Your Lack of Planning is Not My Emergency

Recently a colleague shared a rule he uses when dealing with urgent requests:

Your lack of planning is not my emergency

My gut instinct was to disagree with it, but I couldn’t articulate it properly at the time. Now I see how it’s a regressive solution, which always makes me think there has to be a better way, and I wanted to explain my reasoning.

The history of it comes from working in IT where often capabilities need to be updated in a hurry, but the task has a dependency on another team, your team, who does not own that change. Your team now has a bunch of pressure exerted on it because another team encountered something that they hadn’t planned for.

The rule is a way to quickly diffuse any expectation that because another team made a mistake, that your team is responsible for fixing it. This is because these events are toxic in nature causing extra pressure to your own deliveries.You could also reasonably assume if your team helped out, the team who owned the event won’t learn anything and will know to go direct to you in future. A single urgent request in isolation is fine, but happening regularly can be crippling to a team.

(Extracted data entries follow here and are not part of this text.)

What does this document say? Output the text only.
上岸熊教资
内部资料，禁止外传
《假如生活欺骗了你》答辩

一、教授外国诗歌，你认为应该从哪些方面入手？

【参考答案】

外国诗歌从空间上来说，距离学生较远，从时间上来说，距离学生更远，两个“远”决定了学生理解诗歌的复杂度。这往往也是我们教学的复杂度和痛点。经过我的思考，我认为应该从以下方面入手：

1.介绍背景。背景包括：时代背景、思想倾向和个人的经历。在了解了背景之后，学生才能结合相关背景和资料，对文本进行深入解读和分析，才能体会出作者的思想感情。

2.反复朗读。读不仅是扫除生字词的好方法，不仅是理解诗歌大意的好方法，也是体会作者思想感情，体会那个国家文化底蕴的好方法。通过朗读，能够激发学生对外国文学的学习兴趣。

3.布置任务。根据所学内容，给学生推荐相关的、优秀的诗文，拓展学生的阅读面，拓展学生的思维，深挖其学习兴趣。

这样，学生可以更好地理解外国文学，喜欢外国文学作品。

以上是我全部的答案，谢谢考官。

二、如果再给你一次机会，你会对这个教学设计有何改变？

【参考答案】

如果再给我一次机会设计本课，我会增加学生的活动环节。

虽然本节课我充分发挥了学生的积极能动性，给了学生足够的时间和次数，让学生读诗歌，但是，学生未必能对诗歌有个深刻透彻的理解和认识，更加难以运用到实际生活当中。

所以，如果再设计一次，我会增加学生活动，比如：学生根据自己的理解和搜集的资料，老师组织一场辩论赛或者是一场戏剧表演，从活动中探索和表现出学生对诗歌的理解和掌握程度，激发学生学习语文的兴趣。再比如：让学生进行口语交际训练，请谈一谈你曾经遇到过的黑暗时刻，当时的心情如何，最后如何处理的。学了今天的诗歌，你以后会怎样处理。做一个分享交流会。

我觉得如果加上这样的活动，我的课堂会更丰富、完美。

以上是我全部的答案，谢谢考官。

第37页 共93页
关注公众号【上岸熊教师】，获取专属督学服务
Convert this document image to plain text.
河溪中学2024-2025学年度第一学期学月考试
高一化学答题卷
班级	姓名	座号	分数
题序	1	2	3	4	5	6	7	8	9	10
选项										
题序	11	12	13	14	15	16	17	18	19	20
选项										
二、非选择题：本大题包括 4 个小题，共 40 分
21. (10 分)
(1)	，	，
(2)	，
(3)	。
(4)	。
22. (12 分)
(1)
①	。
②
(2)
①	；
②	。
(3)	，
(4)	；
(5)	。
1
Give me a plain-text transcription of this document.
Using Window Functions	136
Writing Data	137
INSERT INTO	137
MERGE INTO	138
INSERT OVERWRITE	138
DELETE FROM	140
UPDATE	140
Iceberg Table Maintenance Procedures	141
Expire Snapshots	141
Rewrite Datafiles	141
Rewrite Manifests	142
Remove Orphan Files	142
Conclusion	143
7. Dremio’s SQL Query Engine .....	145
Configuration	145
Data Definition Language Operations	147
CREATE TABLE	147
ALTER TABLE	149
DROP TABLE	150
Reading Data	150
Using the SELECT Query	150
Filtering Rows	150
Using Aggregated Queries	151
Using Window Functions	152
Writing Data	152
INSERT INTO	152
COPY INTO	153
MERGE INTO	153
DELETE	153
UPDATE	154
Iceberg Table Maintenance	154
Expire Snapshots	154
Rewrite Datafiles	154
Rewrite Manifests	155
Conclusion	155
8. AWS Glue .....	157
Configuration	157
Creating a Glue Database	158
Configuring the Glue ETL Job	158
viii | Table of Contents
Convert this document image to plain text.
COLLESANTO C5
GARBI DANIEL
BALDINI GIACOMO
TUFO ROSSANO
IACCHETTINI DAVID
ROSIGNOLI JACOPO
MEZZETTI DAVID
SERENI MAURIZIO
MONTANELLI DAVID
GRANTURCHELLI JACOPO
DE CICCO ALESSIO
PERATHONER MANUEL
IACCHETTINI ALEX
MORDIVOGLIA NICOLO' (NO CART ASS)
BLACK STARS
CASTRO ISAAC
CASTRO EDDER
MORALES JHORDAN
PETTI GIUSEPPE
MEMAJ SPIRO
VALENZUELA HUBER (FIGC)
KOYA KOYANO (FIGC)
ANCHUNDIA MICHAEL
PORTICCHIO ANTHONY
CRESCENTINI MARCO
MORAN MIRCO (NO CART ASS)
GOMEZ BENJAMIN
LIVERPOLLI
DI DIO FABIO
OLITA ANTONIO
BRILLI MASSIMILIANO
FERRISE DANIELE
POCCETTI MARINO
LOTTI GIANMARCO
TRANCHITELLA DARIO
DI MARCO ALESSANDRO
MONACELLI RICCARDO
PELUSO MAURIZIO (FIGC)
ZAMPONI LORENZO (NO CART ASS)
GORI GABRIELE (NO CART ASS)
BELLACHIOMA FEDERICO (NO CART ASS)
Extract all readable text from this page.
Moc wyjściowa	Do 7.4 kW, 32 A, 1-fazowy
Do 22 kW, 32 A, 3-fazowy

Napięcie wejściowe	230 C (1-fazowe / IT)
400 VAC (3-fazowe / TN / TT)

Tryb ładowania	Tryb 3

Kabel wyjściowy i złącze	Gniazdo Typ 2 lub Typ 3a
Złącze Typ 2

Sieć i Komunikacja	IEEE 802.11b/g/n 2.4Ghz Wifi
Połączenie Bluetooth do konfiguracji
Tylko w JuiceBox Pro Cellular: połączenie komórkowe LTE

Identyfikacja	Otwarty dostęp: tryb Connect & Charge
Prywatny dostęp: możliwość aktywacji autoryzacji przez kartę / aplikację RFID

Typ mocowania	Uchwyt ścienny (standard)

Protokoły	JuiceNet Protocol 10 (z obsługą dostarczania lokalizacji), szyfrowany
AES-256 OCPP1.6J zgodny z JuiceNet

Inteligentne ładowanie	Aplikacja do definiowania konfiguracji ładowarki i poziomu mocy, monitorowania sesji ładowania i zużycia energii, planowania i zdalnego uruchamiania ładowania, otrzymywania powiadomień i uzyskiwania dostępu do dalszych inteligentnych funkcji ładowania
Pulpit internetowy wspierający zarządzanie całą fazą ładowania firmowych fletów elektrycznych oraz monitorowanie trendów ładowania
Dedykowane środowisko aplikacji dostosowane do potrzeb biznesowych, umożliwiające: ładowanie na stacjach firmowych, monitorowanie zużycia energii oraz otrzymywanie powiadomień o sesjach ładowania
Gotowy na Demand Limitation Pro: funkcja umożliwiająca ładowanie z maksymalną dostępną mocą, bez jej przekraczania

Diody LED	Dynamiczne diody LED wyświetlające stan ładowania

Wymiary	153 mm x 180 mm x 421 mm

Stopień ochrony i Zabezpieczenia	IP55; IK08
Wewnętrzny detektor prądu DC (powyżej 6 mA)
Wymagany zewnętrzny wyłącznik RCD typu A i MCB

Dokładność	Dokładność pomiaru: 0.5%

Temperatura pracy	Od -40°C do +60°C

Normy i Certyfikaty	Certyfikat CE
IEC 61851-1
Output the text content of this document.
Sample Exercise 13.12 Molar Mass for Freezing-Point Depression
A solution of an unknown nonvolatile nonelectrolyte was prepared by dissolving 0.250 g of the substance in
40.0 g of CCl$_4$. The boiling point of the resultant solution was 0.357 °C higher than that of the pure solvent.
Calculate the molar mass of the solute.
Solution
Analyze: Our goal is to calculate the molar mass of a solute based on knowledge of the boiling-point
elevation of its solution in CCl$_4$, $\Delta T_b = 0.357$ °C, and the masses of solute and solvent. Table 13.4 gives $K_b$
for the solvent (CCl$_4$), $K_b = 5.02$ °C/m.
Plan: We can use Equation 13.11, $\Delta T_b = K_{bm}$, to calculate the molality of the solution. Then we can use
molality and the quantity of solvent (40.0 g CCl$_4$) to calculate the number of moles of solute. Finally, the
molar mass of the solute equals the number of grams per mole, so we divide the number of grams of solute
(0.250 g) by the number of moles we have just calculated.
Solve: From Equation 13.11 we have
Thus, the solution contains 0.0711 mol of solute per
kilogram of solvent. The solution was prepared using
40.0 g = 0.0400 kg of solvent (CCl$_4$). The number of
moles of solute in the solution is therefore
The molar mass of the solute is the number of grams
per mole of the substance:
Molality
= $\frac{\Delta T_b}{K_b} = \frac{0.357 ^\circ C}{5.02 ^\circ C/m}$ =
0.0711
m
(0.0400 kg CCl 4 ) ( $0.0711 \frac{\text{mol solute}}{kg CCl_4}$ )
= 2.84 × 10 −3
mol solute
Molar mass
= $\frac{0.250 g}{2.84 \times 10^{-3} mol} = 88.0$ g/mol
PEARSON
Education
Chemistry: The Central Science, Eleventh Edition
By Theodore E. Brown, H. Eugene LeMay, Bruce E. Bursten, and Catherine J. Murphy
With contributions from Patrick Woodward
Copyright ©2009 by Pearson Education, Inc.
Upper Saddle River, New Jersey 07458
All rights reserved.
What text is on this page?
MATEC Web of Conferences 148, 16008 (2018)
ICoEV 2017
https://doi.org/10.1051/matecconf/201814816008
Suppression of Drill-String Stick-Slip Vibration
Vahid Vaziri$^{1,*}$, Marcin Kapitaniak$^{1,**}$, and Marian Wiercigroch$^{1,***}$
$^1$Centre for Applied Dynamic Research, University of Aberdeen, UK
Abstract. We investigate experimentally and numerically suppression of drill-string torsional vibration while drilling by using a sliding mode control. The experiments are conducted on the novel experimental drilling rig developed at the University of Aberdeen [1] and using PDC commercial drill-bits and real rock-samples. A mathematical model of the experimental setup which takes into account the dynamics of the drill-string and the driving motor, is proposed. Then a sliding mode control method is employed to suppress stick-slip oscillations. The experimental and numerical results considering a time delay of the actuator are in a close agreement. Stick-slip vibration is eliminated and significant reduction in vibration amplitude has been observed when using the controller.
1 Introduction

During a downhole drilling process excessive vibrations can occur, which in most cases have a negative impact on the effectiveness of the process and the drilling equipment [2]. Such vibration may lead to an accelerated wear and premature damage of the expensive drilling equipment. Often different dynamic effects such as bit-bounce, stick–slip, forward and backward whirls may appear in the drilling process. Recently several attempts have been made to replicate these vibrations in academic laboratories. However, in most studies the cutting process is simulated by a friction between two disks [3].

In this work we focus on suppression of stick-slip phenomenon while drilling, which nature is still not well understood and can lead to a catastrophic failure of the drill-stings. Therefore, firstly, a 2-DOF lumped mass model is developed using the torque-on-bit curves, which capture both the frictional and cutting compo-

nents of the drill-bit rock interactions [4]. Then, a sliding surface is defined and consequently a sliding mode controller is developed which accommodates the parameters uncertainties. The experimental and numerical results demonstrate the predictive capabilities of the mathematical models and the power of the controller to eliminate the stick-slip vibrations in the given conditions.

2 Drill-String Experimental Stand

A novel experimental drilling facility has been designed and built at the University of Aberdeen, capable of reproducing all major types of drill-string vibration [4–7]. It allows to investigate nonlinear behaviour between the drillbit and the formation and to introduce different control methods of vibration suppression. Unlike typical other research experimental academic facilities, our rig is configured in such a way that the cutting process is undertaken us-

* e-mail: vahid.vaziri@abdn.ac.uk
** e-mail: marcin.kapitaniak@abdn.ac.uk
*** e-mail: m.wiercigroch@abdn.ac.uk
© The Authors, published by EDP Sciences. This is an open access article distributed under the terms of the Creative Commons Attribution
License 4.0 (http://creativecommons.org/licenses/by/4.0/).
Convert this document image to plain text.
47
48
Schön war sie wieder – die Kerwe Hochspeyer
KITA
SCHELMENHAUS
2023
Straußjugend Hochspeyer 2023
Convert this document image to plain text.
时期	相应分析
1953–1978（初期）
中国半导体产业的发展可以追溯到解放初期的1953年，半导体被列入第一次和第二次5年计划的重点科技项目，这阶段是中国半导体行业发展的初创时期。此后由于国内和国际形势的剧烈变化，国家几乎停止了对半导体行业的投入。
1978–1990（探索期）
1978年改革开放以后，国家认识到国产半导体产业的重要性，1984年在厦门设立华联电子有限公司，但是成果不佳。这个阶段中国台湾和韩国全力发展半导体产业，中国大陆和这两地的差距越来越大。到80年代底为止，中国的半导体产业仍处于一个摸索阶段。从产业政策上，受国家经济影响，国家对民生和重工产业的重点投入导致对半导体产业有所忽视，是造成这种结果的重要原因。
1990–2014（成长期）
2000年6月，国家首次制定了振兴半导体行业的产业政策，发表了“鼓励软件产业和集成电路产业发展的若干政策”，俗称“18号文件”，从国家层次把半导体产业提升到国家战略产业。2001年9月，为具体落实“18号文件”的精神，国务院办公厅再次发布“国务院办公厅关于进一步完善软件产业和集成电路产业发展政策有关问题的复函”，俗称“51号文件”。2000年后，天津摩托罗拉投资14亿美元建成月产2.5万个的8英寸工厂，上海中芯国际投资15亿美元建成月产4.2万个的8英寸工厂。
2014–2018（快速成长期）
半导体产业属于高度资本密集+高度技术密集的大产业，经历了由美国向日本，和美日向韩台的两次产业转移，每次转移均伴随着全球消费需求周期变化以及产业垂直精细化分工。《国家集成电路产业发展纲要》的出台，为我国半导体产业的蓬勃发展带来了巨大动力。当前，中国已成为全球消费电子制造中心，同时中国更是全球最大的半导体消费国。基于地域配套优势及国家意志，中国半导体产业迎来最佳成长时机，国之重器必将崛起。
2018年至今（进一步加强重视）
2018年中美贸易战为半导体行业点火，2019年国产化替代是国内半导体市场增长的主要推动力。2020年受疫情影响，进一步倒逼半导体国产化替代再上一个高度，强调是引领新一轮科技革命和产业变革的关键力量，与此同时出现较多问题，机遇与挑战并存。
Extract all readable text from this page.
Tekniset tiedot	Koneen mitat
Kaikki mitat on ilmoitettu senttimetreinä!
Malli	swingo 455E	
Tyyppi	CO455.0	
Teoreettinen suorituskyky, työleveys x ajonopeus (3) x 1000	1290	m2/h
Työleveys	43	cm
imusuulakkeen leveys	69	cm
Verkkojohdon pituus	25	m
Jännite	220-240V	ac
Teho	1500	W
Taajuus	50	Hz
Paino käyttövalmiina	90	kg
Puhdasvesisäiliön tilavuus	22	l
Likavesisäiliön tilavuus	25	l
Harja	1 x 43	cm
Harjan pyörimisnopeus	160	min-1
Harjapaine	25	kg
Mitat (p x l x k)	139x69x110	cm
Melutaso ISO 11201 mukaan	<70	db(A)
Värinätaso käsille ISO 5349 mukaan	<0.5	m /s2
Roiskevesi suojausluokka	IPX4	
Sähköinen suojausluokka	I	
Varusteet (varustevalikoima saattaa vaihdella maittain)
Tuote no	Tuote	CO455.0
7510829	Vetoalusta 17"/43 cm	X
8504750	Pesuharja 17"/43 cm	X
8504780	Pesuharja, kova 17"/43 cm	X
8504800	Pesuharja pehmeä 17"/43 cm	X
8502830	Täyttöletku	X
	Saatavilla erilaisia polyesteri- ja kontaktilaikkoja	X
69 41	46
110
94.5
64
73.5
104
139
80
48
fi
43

Although if this kind of task ends up requiring an urgent response from your team, to dismiss it outright you will be making assumptions. The following is a breakdown of those assumptions.

Lack of Planning#

How often in IT are rapid changes caused by a lack of planning? I’m betting in most cases the source of the tasks are incidents, or security patches. If you dismiss the request, you will be seen as unwilling to help out at a time of need, and as someone who may be unwilling to participate in similar future requests.

I would expect this also means you reduce your chances of being consulted in future, or those who are making changes don’t know to inform you of them because you are not considered on the normal path to release.

Emergency Exit#

The other assumption to check is, how much of an emergency is it? Most of the project managers I’ve worked with would often say “Can you do this by tomorrow?” and when you trace back to the engineering team they’re happy with it being the next day, or May, or whenever. You may have decided not to participate based on faulty data.

Often the delivery date has been made up based on guess-work and have no meaning. I always like to check the deadlines. They rarely hold true.

The User Factor#

Another consideration is that users are often the cause of these rush jobs. Set aside that telling them ‘no’ is a path to shadow IT, but it might be an indicator that your process isn’t fast enough for the demands for the business. If you have users who need software installed today and your SLA is 5 days, then maybe your SLAs are at fault.

Happy to Help#

You should always be willing to improve the operational effectiveness of your business. To do that you have to participate. That is the cost of being an effective team. Perhaps a single team is often the source of the problems, so where are their problems stemming from? Are they performing an incident post-mortem? Or learning any lessons? Is there something you can do with them to prevent their issues re-arising? Perhaps this is the true problem.

Finally, if you haven’t planned extra capacity in to your work, then have you actually planned your own work properly?